Hermann Sudermann


Sudermann, Hermann

 

Born Sept. 30, 1857, in the small town of Matziken, in East Prussia; died Nov. 21, 1928, in Berlin. German writer.

Sudermann is one of the leading representatives of the naturalist school of German literature. His dramas Honor (1889), The Man and His Picture (1891), and The Fatherland (1893) show the moral decay of fashionable society, the disintegration of the bourgeois family, and the fate of the artist under capitalism. In his later dramas Happiness in the Corner (1896) and The Joy of Living (1902) the socially critical motifs disappear.

Sudermann’s historical and symbolist plays include Morituri (1897), the tragedy John the Baptist (1898), and the drama Children of the Shore (1910). His novels Dame Care (1887) and The Undying Past (1894), erotic story lolanthe’s Wedding (1892), and short stories were no better than bourgeois fiction.

WORKS

Dramatische Werke, vols. 1–6. Stuttgart, 1923.
Romane and Novellen, vols. 1–2. Stuttgart-Berlin, 1930.
In Russian translation:
Sobr. soch., vols. 1–7. St.
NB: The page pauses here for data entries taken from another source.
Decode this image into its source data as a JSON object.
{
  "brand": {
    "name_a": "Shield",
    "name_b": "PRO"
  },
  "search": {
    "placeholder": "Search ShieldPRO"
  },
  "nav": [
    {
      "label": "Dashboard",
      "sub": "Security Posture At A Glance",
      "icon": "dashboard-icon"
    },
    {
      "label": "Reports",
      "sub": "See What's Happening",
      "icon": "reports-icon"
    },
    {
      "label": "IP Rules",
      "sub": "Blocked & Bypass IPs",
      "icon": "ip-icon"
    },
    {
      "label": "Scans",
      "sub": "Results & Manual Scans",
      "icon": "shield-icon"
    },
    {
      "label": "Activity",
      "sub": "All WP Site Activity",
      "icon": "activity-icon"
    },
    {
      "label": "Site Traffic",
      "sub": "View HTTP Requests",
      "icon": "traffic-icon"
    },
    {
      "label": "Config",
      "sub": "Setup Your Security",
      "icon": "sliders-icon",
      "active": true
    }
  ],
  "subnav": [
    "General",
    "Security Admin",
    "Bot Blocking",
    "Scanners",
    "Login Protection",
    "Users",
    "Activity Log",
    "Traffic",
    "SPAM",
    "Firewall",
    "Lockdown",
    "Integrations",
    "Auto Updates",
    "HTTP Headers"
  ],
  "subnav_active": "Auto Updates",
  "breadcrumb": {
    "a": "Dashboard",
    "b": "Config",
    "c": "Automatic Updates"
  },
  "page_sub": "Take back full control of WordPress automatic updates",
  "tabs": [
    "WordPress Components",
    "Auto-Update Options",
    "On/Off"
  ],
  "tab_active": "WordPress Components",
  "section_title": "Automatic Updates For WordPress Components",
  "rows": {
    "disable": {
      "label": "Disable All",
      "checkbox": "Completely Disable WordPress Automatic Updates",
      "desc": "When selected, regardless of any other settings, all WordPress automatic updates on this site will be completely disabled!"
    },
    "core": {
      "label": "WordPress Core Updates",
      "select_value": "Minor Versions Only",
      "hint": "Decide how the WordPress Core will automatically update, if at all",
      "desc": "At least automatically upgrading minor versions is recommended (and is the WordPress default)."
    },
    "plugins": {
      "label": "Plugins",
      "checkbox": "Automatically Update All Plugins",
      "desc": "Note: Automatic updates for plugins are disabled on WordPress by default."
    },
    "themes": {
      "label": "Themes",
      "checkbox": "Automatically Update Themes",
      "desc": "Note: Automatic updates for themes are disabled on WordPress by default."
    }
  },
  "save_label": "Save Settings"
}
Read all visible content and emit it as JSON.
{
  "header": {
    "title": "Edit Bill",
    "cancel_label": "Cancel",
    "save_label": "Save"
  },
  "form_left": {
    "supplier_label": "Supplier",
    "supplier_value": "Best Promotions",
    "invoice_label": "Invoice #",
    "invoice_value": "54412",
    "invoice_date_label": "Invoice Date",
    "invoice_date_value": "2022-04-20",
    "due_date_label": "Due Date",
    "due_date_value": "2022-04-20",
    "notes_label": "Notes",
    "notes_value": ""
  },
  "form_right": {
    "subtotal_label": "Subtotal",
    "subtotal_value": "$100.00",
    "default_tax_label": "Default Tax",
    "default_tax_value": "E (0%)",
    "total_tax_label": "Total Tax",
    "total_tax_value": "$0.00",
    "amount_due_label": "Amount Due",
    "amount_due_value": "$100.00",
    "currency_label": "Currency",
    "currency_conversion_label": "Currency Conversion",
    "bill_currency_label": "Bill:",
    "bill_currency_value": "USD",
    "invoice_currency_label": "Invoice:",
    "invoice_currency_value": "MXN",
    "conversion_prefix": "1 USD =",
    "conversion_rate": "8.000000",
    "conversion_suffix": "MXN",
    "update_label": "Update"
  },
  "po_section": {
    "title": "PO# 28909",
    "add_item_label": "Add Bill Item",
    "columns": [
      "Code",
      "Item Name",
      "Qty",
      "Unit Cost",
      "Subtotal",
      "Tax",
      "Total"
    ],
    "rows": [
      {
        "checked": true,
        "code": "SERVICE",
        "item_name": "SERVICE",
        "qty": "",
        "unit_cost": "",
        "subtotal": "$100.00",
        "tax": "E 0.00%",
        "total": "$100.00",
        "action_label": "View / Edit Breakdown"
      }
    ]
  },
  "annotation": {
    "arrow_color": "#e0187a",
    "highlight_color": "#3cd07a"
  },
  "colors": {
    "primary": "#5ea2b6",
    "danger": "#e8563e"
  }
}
Petersburg, 1906.
Sobr. dramatiticheskikh soch., 2nd ed., vols. 1–2. Moscow, 1928.

REFERENCES

Brandes, G. Literaturnye portrety. St. Petersburg, 1896.
Plekhanov, G. V. “Otryvok kriticheskoi stat’i o drame Zudermana Sredi tsvetov.” In G. V. Plekhanov—literaturnyi kritik. Moscow, 1933.
Mering, F. Literaturno-kriticheskie stat’i, vol. 2. Moscow-Leningrad, 1934.
Hermann Sudermann: Ein Dichter an der Grenzscheide zweier Welten (1857–1928). Edited by T. Duglor. Dusseldorf, 1958.